Before we get carried away, though, let’s take a look at a few simple examples of Levenshtein in action. We calculate the distance metric below, subtract the score from the number of letters in the longest word, then divide by the same number to get a similarity score.
|boom||boon||1||(4-1)/4 = 75%|
|hose||house||1 ||(5-1)/5 = 80%|
|book||back||2||(4-2)/4 = 50% |
|midnight||daylight||4||(8-4)/8 = 50%|
|mainstream||reinstate||6||(10-6)/10 = 40%|
Fuzzylookup runs a computation like this to calculate a similarity score, but it also takes the character overlap (CO) into account. The Levenshtein distance is weighted at 75% and the CO at 25%. Once we have the lookup entries with the best score, we keep the ones with the longest sequence length (LCS). Since we have the potential to match several strings at once in a lookup with the same Levenshtein distance, we need to make sure the most accurate match is made. Once we have a similarity score, we can look for near-matches to give us additional context around an event by pulling in the lookup fields.
Let’s take a look at a fictional use case. An electrical company called Turtle Power has been seeing a lot of phishing attacks from external email addresses that appear to be spoofing internal employee account names.
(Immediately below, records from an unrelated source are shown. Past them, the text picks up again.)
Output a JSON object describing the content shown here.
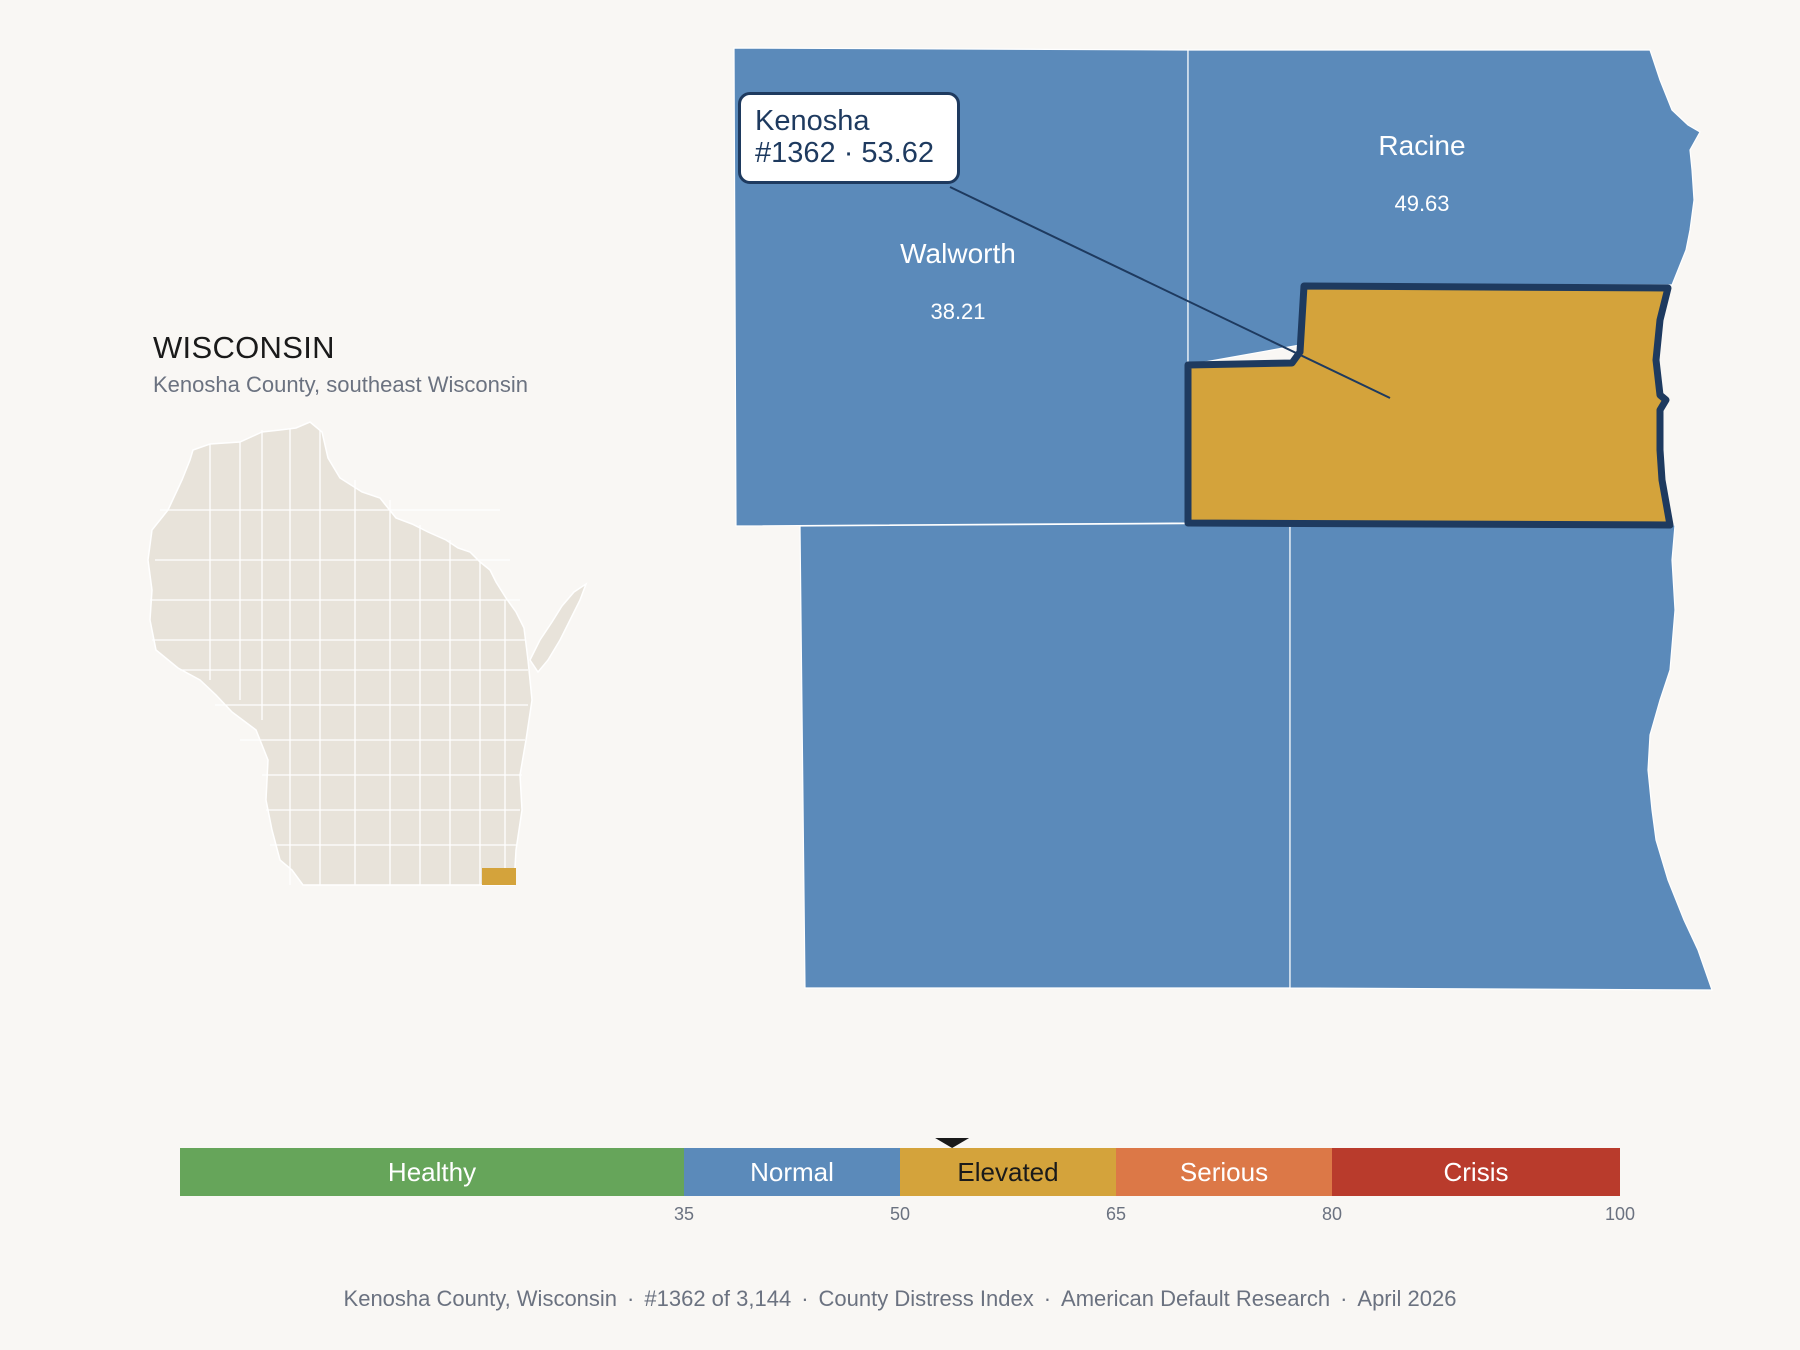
{
  "locator": {
    "state_title": "WISCONSIN",
    "subtitle": "Kenosha County, southeast Wisconsin"
  },
  "callout": {
    "name": "Kenosha",
    "detail": "#1362 · 53.62"
  },
  "counties": [
    {
      "name": "Walworth",
      "value": "38.21",
      "color": "#5b8aba"
    },
    {
      "name": "Racine",
      "value": "49.63",
      "color": "#5b8aba"
    },
    {
      "name": "Kenosha",
      "value": "53.62",
      "color": "#d4a33b",
      "highlighted": true
    },
    {
      "name": "",
      "value": "",
      "color": "#5b8aba"
    },
    {
      "name": "",
      "value": "",
      "color": "#5b8aba"
    }
  ],
  "legend": {
    "bands": [
      {
        "label": "Healthy",
        "from": 0,
        "to": 35,
        "color": "#66a55a",
        "text": "#ffffff"
      },
      {
        "label": "Normal",
        "from": 35,
        "to": 50,
        "color": "#5b8aba",
        "text": "#ffffff"
      },
      {
        "label": "Elevated",
        "from": 50,
        "to": 65,
        "color": "#d4a33b",
        "text": "#1a1a1a"
      },
      {
        "label": "Serious",
        "from": 65,
        "to": 80,
        "color": "#dc7847",
        "text": "#ffffff"
      },
      {
        "label": "Crisis",
        "from": 80,
        "to": 100,
        "color": "#b93b2c",
        "text": "#ffffff"
      }
    ],
    "ticks": [
      "35",
      "50",
      "65",
      "80",
      "100"
    ],
    "marker_value": 53.62
  },
  "footer": [
    "Kenosha County, Wisconsin",
    "#1362 of 3,144",
    "County Distress Index",
    "American Default Research",
    "April 2026"
  ],
  "colors": {
    "background": "#f9f7f4",
    "state_fill": "#e8e3da",
    "highlight": "#d4a33b",
    "outline": "#1e3a5f"
  }
}
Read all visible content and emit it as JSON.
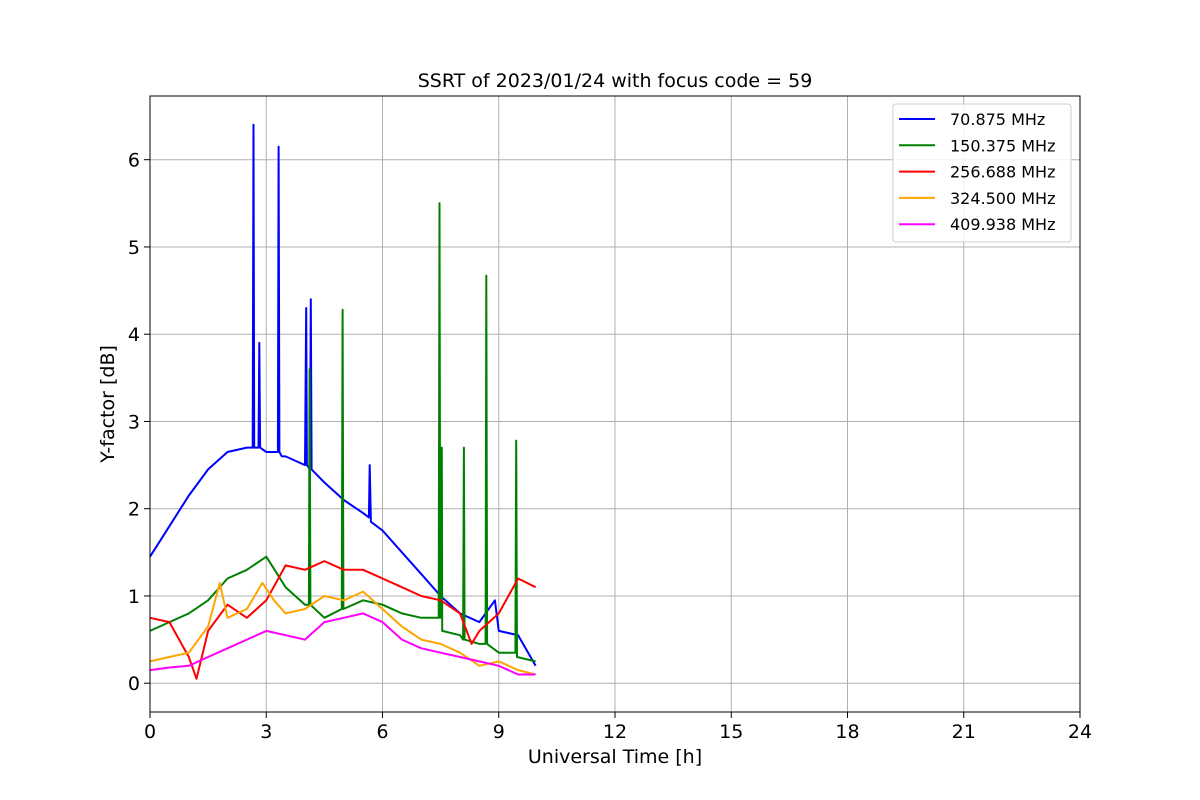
{
  "chart_data": {
    "type": "line",
    "title": "SSRT of 2023/01/24 with focus code = 59",
    "xlabel": "Universal Time [h]",
    "ylabel": "Y-factor [dB]",
    "xlim": [
      0,
      24
    ],
    "ylim": [
      -0.33,
      6.73
    ],
    "xticks": [
      0,
      3,
      6,
      9,
      12,
      15,
      18,
      21,
      24
    ],
    "yticks": [
      0,
      1,
      2,
      3,
      4,
      5,
      6
    ],
    "grid": true,
    "legend_position": "top-right",
    "series": [
      {
        "name": " 70.875 MHz",
        "color": "#0000ff",
        "x": [
          0,
          0.5,
          1,
          1.5,
          2,
          2.5,
          2.65,
          2.67,
          2.69,
          2.8,
          2.82,
          2.84,
          3,
          3.3,
          3.32,
          3.34,
          3.4,
          3.5,
          4,
          4.03,
          4.05,
          4.13,
          4.15,
          4.17,
          4.5,
          5,
          5.5,
          5.65,
          5.67,
          5.7,
          6,
          6.5,
          7,
          7.5,
          8,
          8.5,
          8.9,
          9,
          9.5,
          9.95
        ],
        "y": [
          1.45,
          1.8,
          2.15,
          2.45,
          2.65,
          2.7,
          2.7,
          6.4,
          2.7,
          2.7,
          3.9,
          2.7,
          2.65,
          2.65,
          6.15,
          2.65,
          2.6,
          2.6,
          2.5,
          4.3,
          2.5,
          2.45,
          4.4,
          2.45,
          2.3,
          2.1,
          1.95,
          1.9,
          2.5,
          1.85,
          1.75,
          1.5,
          1.25,
          1.0,
          0.8,
          0.7,
          0.95,
          0.6,
          0.55,
          0.2
        ]
      },
      {
        "name": "150.375 MHz",
        "color": "#008000",
        "x": [
          0,
          0.5,
          1,
          1.5,
          2,
          2.5,
          3,
          3.5,
          4,
          4.1,
          4.12,
          4.14,
          4.5,
          4.95,
          4.97,
          4.99,
          5.5,
          6,
          6.5,
          7,
          7.45,
          7.47,
          7.49,
          7.52,
          7.53,
          7.54,
          8,
          8.08,
          8.1,
          8.12,
          8.5,
          8.66,
          8.68,
          8.7,
          9,
          9.43,
          9.45,
          9.47,
          9.95
        ],
        "y": [
          0.6,
          0.7,
          0.8,
          0.95,
          1.2,
          1.3,
          1.45,
          1.1,
          0.9,
          0.9,
          3.6,
          0.9,
          0.75,
          0.85,
          4.28,
          0.85,
          0.95,
          0.9,
          0.8,
          0.75,
          0.75,
          5.5,
          0.75,
          0.75,
          2.7,
          0.6,
          0.55,
          0.5,
          2.7,
          0.5,
          0.45,
          0.45,
          4.67,
          0.45,
          0.35,
          0.35,
          2.78,
          0.3,
          0.25
        ]
      },
      {
        "name": "256.688 MHz",
        "color": "#ff0000",
        "x": [
          0,
          0.5,
          1,
          1.2,
          1.5,
          2,
          2.5,
          3,
          3.5,
          4,
          4.5,
          5,
          5.5,
          6,
          6.5,
          7,
          7.5,
          8,
          8.3,
          8.5,
          9,
          9.5,
          9.95
        ],
        "y": [
          0.75,
          0.7,
          0.3,
          0.05,
          0.6,
          0.9,
          0.75,
          0.95,
          1.35,
          1.3,
          1.4,
          1.3,
          1.3,
          1.2,
          1.1,
          1.0,
          0.95,
          0.8,
          0.45,
          0.6,
          0.8,
          1.2,
          1.1
        ]
      },
      {
        "name": "324.500 MHz",
        "color": "#ffa500",
        "x": [
          0,
          0.5,
          1,
          1.5,
          1.8,
          2,
          2.5,
          2.9,
          3.2,
          3.5,
          4,
          4.5,
          5,
          5.5,
          6,
          6.5,
          7,
          7.5,
          8,
          8.5,
          9,
          9.5,
          9.95
        ],
        "y": [
          0.25,
          0.3,
          0.35,
          0.65,
          1.15,
          0.75,
          0.85,
          1.15,
          0.95,
          0.8,
          0.85,
          1.0,
          0.95,
          1.05,
          0.85,
          0.65,
          0.5,
          0.45,
          0.35,
          0.2,
          0.25,
          0.15,
          0.1
        ]
      },
      {
        "name": "409.938 MHz",
        "color": "#ff00ff",
        "x": [
          0,
          0.5,
          1,
          1.5,
          2,
          2.5,
          3,
          3.5,
          4,
          4.5,
          5,
          5.5,
          6,
          6.5,
          7,
          7.5,
          8,
          8.5,
          9,
          9.5,
          9.95
        ],
        "y": [
          0.15,
          0.18,
          0.2,
          0.3,
          0.4,
          0.5,
          0.6,
          0.55,
          0.5,
          0.7,
          0.75,
          0.8,
          0.7,
          0.5,
          0.4,
          0.35,
          0.3,
          0.25,
          0.2,
          0.1,
          0.1
        ]
      }
    ]
  }
}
They’ve stood up defenses to block external senders that match internal accounts, but the adversaries have bypassed the controls using similar names, such as adding dots and numbers. Turtle Power took the following steps to combat this issue:
- Implemented Fuzzylookup within their Splunk environment.
- Created an identities lookup with internal email addresses.
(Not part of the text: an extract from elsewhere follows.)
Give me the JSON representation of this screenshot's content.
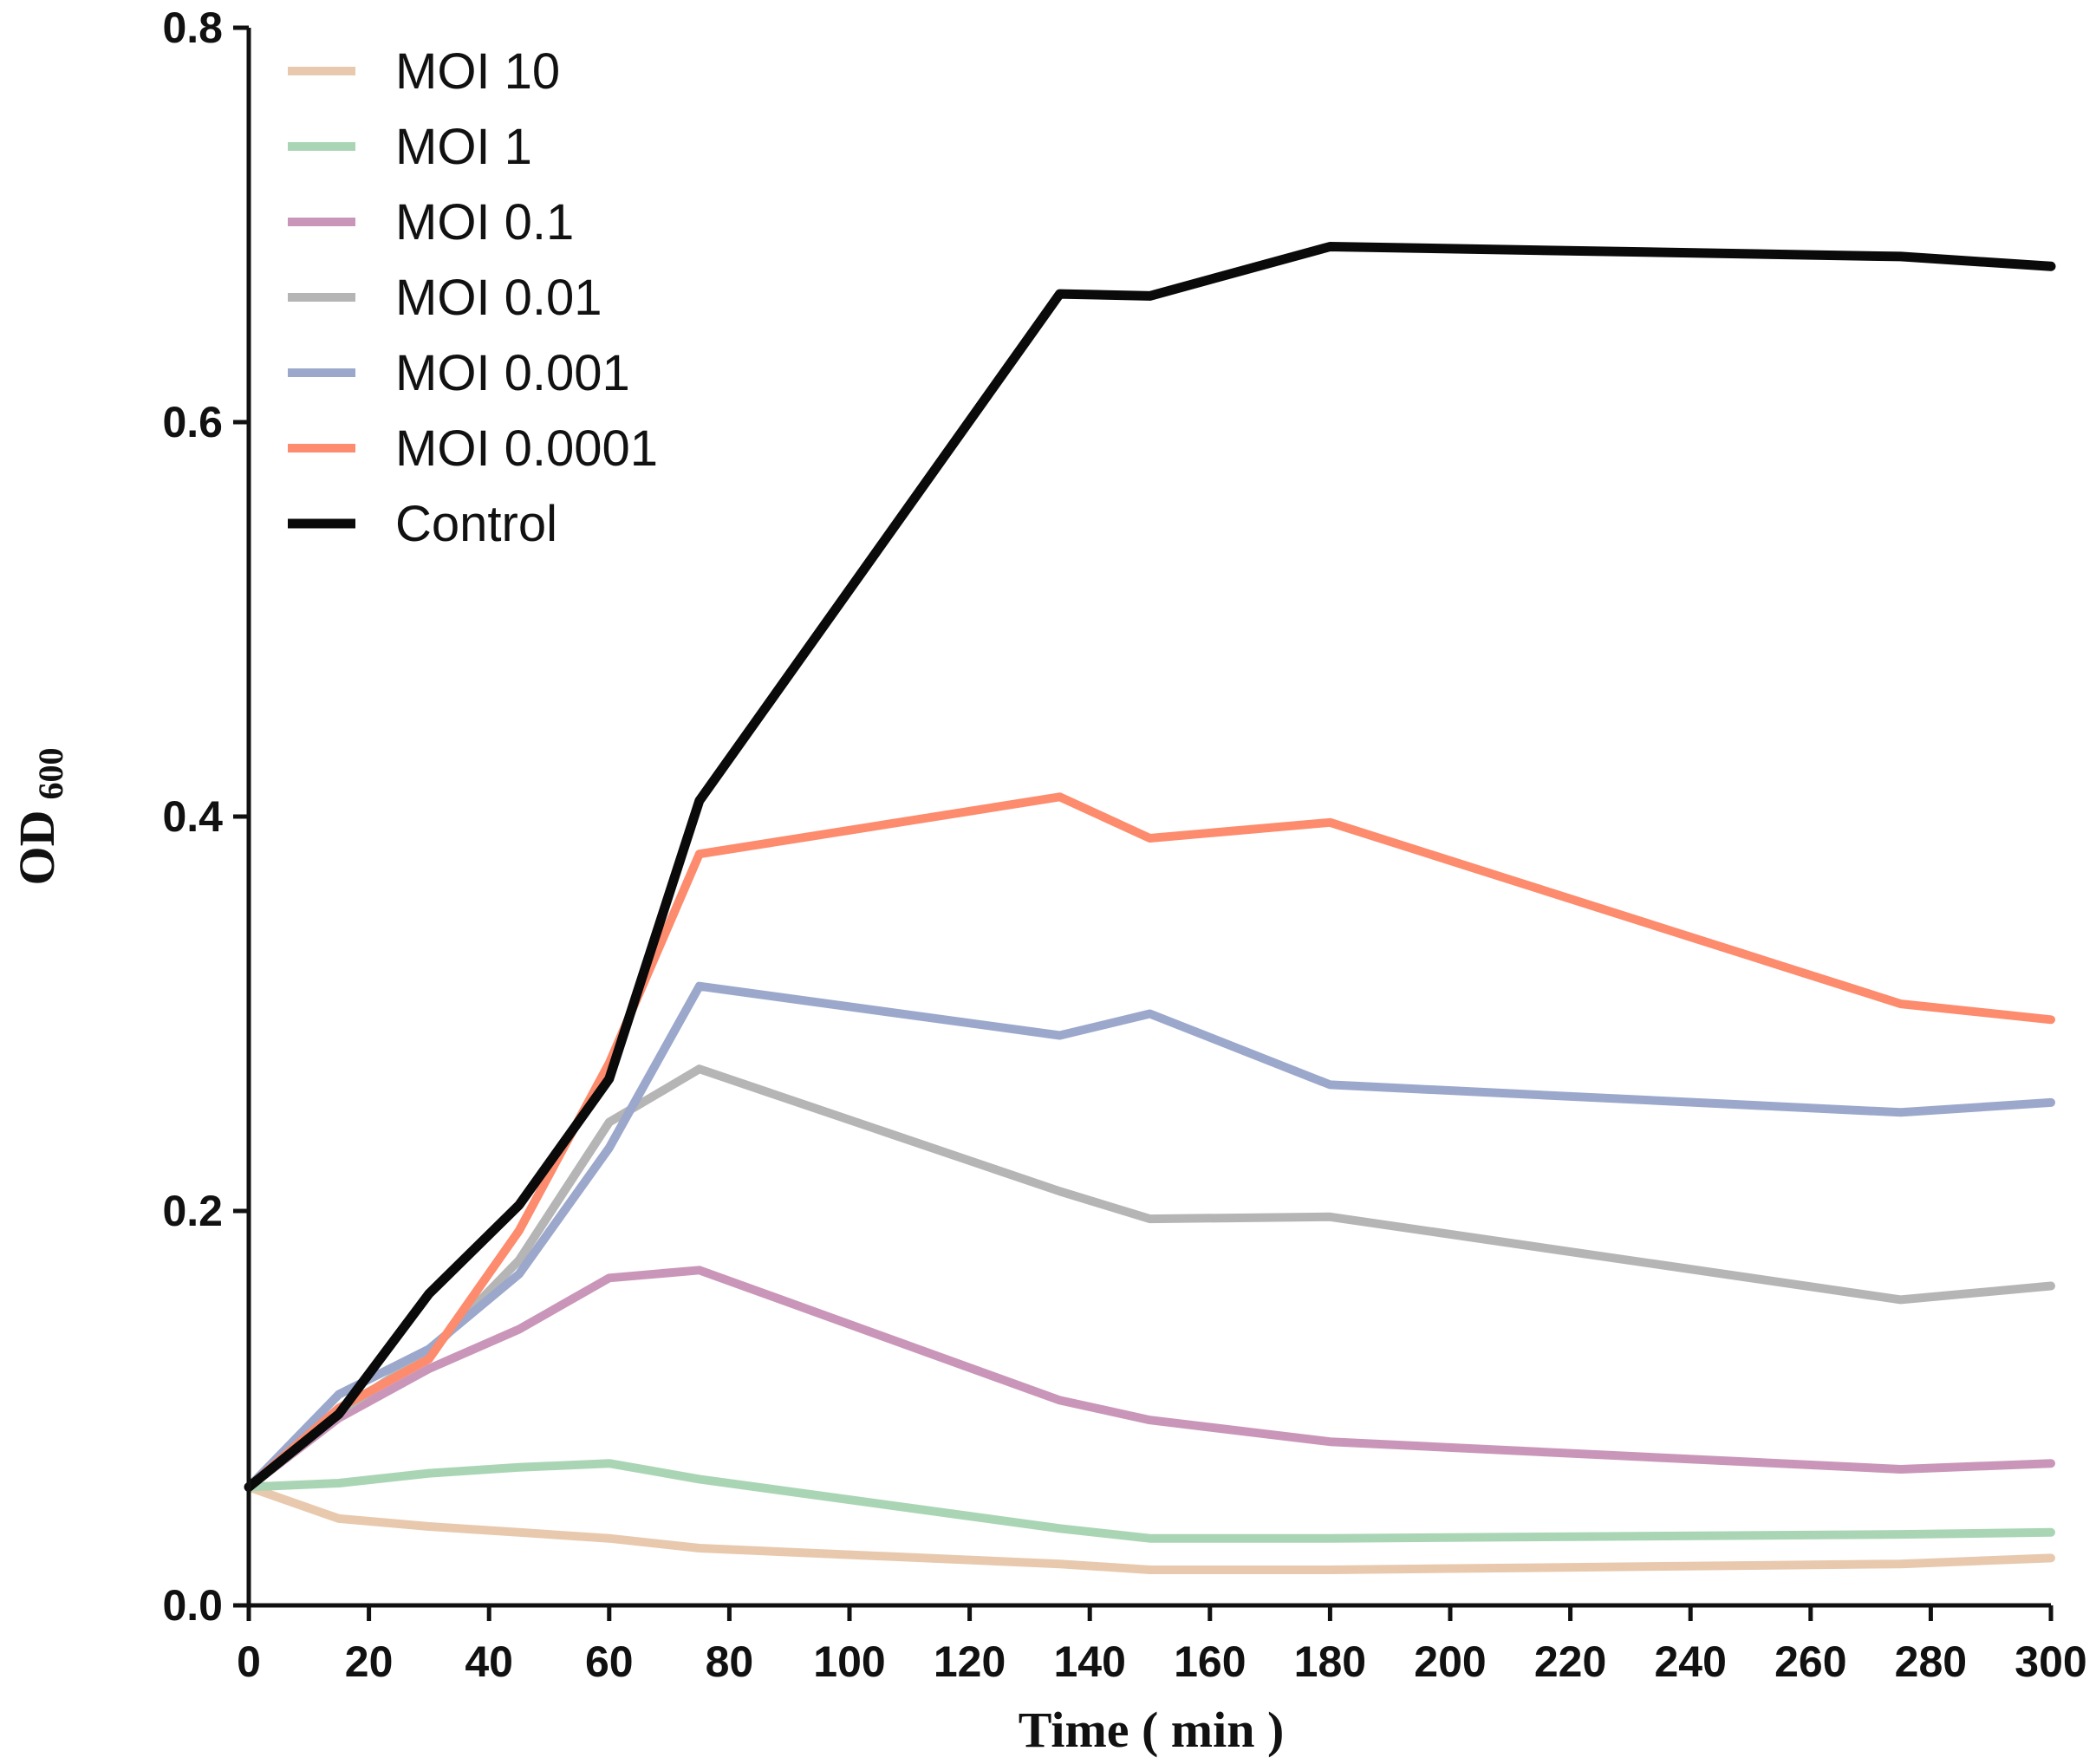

- Created searches for their incoming email logs to look for external senders, then piped that into Fuzzylookup to identify near-matches to internal account names.
- Setup an automated alert action when the similarity score is above a specific threshold that will quarantine the incoming emails.
The alert search they used would look similar to the following:
index=mail src_user!="*@turtlepower.nyc" recipient="*@turtlepower.nyc" link_count>0
| fuzzylookup add_metrics=true email AS src_user OUTPUT email AS spoofedacct_email first AS spoofedacct_firstname last AS spoofedacct_lastname
| search fuzzy_score<6 OR fuzzy_similarity>85
| table _time src_user recipient spoofedacct_email spoofedacct_firstname spoofedacct_lastname
Turtle Power estimates that they’ll stop about 75% of these new phishing attacks, which will significantly lower their risk of compromise from this adversary and the potential data loss that would have occurred from it.
This search would look for incoming emails from external senders that have links in them, and identify which ones have senders that mimic internal email accounts.
Where to Find It
We’re excited to publish this capability on Splunkbase for free to all Splunk users, and look forward to the feedback you have. The project is open source and can be found on Github, where the usage is well-documented and we welcome your pull requests and bug reports. Happy Splunking!